Bild: Anonyme Nutzer schreiben mehr Kommentare.
Es ist in konservativen Kreisen eine ausgemachte Sache: Dass jeder
ungefragt und ohne seinen echten Namen zu nennen im Internet herumschreiben
kann, ist ein Übel. So beklagte auch Christian Wulff in seinem Internview
bei ARD und ZDF die "Fantasien", die über seine Frau im Internet verbreitet
werden.
In einem [1][Positionspapier] der Innenpoilitiks-Arbeitsgruppe der
Unionsfraktion im Bundestag werden Forennutzer mit Pseudonym gar als
"feige" bezeichnet: "Wir brauchen eine solche Kultur der Offenheit und
keine Foren, die sich in die Feigheit der Anonymität flüchten." Die
Unionspolitiker kommen deshalb zum Ergebnis: "Eine anonyme Teilhabe am
politischen Meinungs- und Willensbildungsprozess ist abzulehnen."
Die Sache scheint logisch: Wer nicht mit seinem Namen zu dem stehen will,
was er schreibt, gibt sich keine Mühe und sollte daher vielleicht besser
ganz schweigen.
Zu ähnlichen Ergebnissen – wenn auch mit einer anderen Attitüde – kommen
die Webkonzerne, die mit ihren Identifizierungsdiensten das Web beglücken
wollen. Bei Facebook besteht seit jeher eine Realnamenspflicht, Konkurrent
Google Plus hat [2][immerhin versprochen] die Klarnamenspflicht aufzuheben.

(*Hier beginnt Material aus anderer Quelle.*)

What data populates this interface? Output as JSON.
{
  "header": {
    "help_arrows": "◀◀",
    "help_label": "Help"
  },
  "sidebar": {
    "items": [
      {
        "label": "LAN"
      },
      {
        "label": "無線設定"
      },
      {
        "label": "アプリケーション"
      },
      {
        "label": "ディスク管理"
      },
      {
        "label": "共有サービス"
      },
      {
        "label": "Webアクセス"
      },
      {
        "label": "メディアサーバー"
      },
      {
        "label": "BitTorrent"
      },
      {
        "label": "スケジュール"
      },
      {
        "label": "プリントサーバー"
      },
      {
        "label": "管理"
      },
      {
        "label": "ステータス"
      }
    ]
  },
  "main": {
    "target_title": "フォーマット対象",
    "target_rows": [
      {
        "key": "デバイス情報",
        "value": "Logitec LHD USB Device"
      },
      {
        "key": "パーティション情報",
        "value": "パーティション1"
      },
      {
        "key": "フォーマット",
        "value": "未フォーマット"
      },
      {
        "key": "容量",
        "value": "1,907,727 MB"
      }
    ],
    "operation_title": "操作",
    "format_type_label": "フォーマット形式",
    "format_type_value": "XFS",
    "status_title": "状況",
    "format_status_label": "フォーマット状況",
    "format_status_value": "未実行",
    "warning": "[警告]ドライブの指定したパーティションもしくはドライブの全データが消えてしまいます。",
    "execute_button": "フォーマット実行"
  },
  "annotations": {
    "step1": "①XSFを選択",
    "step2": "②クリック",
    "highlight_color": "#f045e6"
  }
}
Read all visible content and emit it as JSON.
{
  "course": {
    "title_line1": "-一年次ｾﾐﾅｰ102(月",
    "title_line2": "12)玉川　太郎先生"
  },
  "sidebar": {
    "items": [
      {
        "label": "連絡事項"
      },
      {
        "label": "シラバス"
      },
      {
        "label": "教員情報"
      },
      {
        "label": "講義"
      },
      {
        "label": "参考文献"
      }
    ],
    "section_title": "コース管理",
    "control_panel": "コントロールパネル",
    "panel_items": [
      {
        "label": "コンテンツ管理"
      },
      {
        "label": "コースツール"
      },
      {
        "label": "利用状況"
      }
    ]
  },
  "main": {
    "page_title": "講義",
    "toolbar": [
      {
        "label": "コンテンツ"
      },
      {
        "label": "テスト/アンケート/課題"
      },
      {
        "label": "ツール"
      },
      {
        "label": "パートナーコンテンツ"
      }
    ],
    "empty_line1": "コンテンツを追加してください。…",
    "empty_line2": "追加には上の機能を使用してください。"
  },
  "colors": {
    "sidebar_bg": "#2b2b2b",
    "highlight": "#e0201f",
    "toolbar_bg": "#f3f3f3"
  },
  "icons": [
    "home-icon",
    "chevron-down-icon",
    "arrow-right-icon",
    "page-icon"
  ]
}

## Auch Webkonzerne lieben Realnamen
Das Ergebnis mag ähnlich sein, wie bei den konservativen Politikern, der
Ansatz ist jedoch ein anderer: Der Realnamen ermöglicht es den Konzernen
die Dutzenden Profile der Internetnutzer zu kombinieren. Wer unter
Pseudonym online geht ist nicht für jeden auffindbar und verzichtet damit
auf die Vorzüge der voll vernetzten Welt, die die Kernvision
milliardenschwerer US-Konzerne ist.
Wir sollen auf einen Blick sehen können, was unsere Freunde so treiben,
welche Musik sie hören oder wohin sie in Urlaub fahren. Zudem: Wenn man den
Namen des Kunden kennt, kann man ihm zudem so viel besser Waren verkaufen.
Dass die pseudonyme Nutzung des Internets doch etwas für sich hat, hat der
Dienstleister für Online-Diskussionen [3][Disqus] in einer nun
veröffentlichten Studie festgestellt. Das Unternehmen bietet anderen
Webseiten ein ausgeklügeltes Diskussions-System an, bei dem die Nutzer sich
auf verschiedenen Wegen anmelden können.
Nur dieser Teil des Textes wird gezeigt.